Una donna romena di 36 anni, senza fissa dimora e con precedenti per piccoli furti, è stata trovata morta ieri all’interno di un edificio abbandonato nella zona del porto di Catania, in via Domenico Tempo, ex sede del consorzio agrario. La vittima era nota per gravitare nel mondo della prostituzione e dell’uso di crack.

Il corpo, identificato come quello di Elisabeta Boldijar, è stato scoperto da alcuni residenti della zona, riverso tra rifiuti e con pochi vestiti addosso, alcuni dei quali strappati. I testimoni hanno subito allertato il 112. Sul posto sono intervenuti una Volante della polizia e il personale del 118, che hanno constatato il decesso. Non è escluso che la donna fosse morta già da alcuni giorni.

Prime ipotesi sulla causa della morte


La prima ispezione medico-legale suggerisce che la morte possa essere avvenuta in circostanze violente, per la presenza di lividi sul corpo della donna. L’ipotesi principale è che si tratti di un omicidio, anche se le indagini proseguono per chiarire dinamica e responsabilità.

Le indagini sono affidate alla Squadra Mobile della Questura di Catania, coordinata dalla procuratrice aggiunta Liliana Todaro, nuova referente dell’area dei reati contro le fasce deboli. La Procura ha disposto l’autopsia sul corpo della vittima per accertare con precisione le cause della morte.

La Procura ha inoltre diffuso la foto di Elisabeta Boldijar invitando chiunque abbia informazioni utili a contattare la Squadra Mobile. Al momento non risulta alcuna denuncia di scomparsa né segnalazioni recenti sulla donna.

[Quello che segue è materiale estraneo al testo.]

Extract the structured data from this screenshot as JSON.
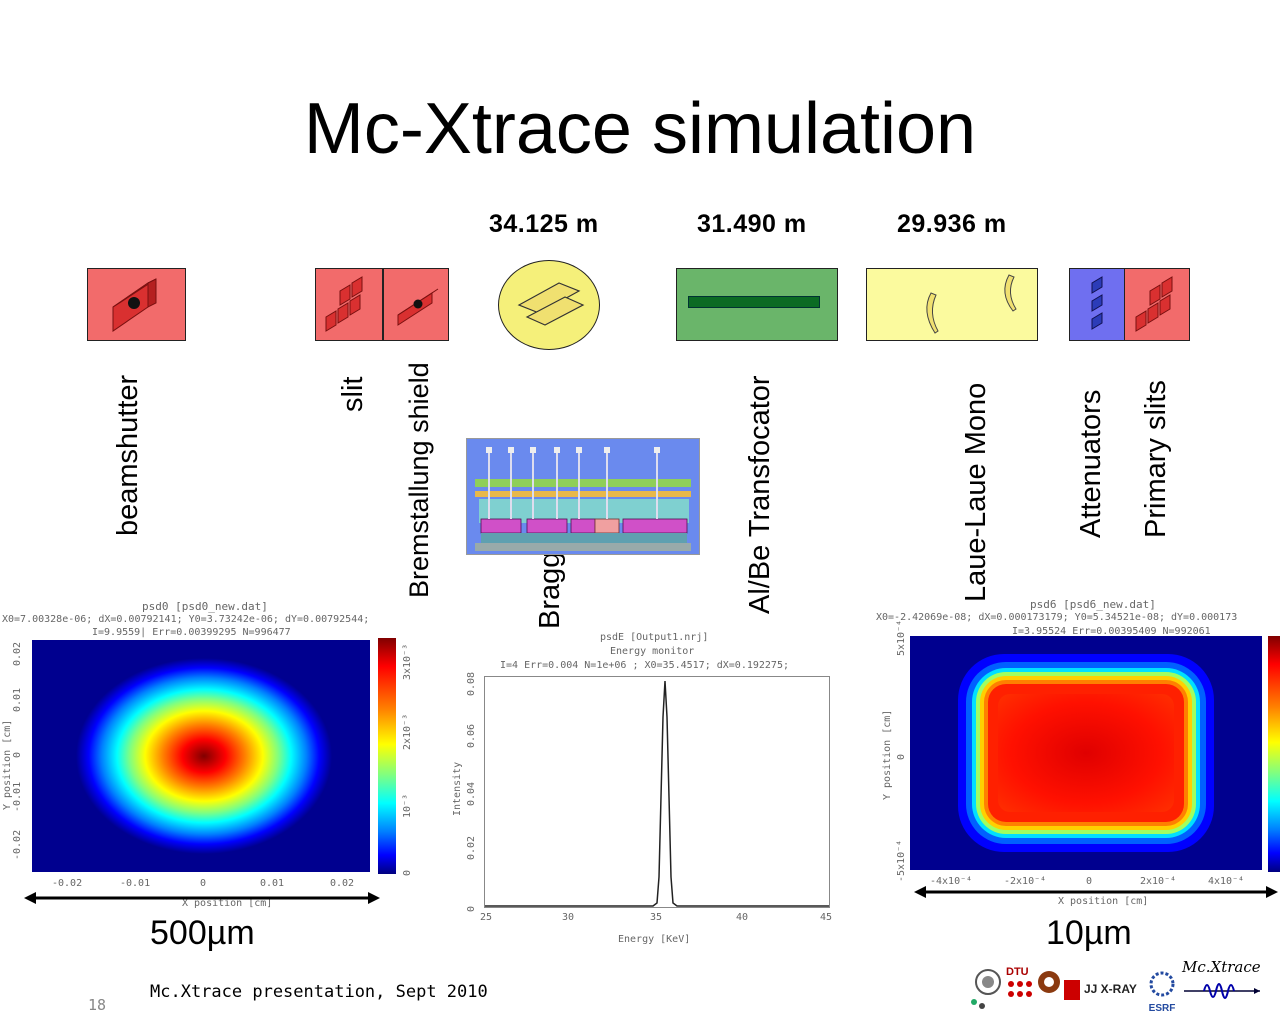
{
  "slide": {
    "title": "Mc-Xtrace simulation",
    "number": "18",
    "footer_text": "Mc.Xtrace presentation, Sept 2010"
  },
  "distances": [
    "34.125 m",
    "31.490 m",
    "29.936 m"
  ],
  "components": [
    {
      "label": "beamshutter",
      "color": "#f26b6b"
    },
    {
      "label": "slit",
      "color": "#f26b6b"
    },
    {
      "label": "Bremstallung shield",
      "color": "#f26b6b"
    },
    {
      "label": "Bragg Mono",
      "color": "#f5f07a"
    },
    {
      "label": "Al/Be Transfocator",
      "color": "#6ab56a"
    },
    {
      "label": "Laue-Laue Mono",
      "color": "#fbfa9e"
    },
    {
      "label": "Attenuators",
      "color": "#6f6ff0"
    },
    {
      "label": "Primary slits",
      "color": "#f26b6b"
    }
  ],
  "plots": {
    "left": {
      "title": "psd0 [psd0_new.dat]",
      "info1": "X0=7.00328e-06; dX=0.00792141; Y0=3.73242e-06; dY=0.00792544;",
      "info2": "I=9.9559| Err=0.00399295 N=996477",
      "xlabel": "X position [cm]",
      "ylabel": "Y position [cm]",
      "xticks": [
        "-0.02",
        "-0.01",
        "0",
        "0.01",
        "0.02"
      ],
      "yticks": [
        "0.02",
        "0.01",
        "0",
        "-0.01",
        "-0.02"
      ],
      "cbar": [
        "3x10⁻³",
        "2x10⁻³",
        "10⁻³",
        "0"
      ],
      "scale": "500µm"
    },
    "middle": {
      "title": "psdE [Output1.nrj]",
      "subtitle": "Energy monitor",
      "info": "I=4 Err=0.004 N=1e+06 ; X0=35.4517; dX=0.192275;",
      "xlabel": "Energy [KeV]",
      "ylabel": "Intensity",
      "xticks": [
        "25",
        "30",
        "35",
        "40",
        "45"
      ],
      "yticks": [
        "0.08",
        "0.06",
        "0.04",
        "0.02",
        "0"
      ]
    },
    "right": {
      "title": "psd6 [psd6_new.dat]",
      "info1": "X0=-2.42069e-08; dX=0.000173179; Y0=5.34521e-08; dY=0.000173",
      "info2": "I=3.95524 Err=0.00395409 N=992061",
      "xlabel": "X position [cm]",
      "ylabel": "Y position [cm]",
      "xticks": [
        "-4x10⁻⁴",
        "-2x10⁻⁴",
        "0",
        "2x10⁻⁴",
        "4x10⁻⁴"
      ],
      "yticks": [
        "5x10⁻⁴",
        "0",
        "-5x10⁻⁴"
      ],
      "scale": "10µm"
    }
  },
  "logos": {
    "dtu": "DTU",
    "jjxray": "JJ X-RAY",
    "esrf": "ESRF",
    "mcxtrace": "Mc.Xtrace"
  },
  "colors": {
    "jet_dark_red": "#800000",
    "jet_red": "#ff0000",
    "jet_yellow": "#ffff00",
    "jet_cyan": "#00ffff",
    "jet_blue": "#0000ff",
    "jet_dark_blue": "#00007f"
  }
}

Il ritrovamento del cadavere in un edificio abbandonato del centro città ha sollevato preoccupazione tra i residenti e le autorità locali, sottolineando le difficoltà vissute dalle persone senza fissa dimora e dai soggetti vulnerabili. La comunità attende ora risposte dagli inquirenti sulle circostanze della morte e sull’eventuale coinvolgimento di terzi.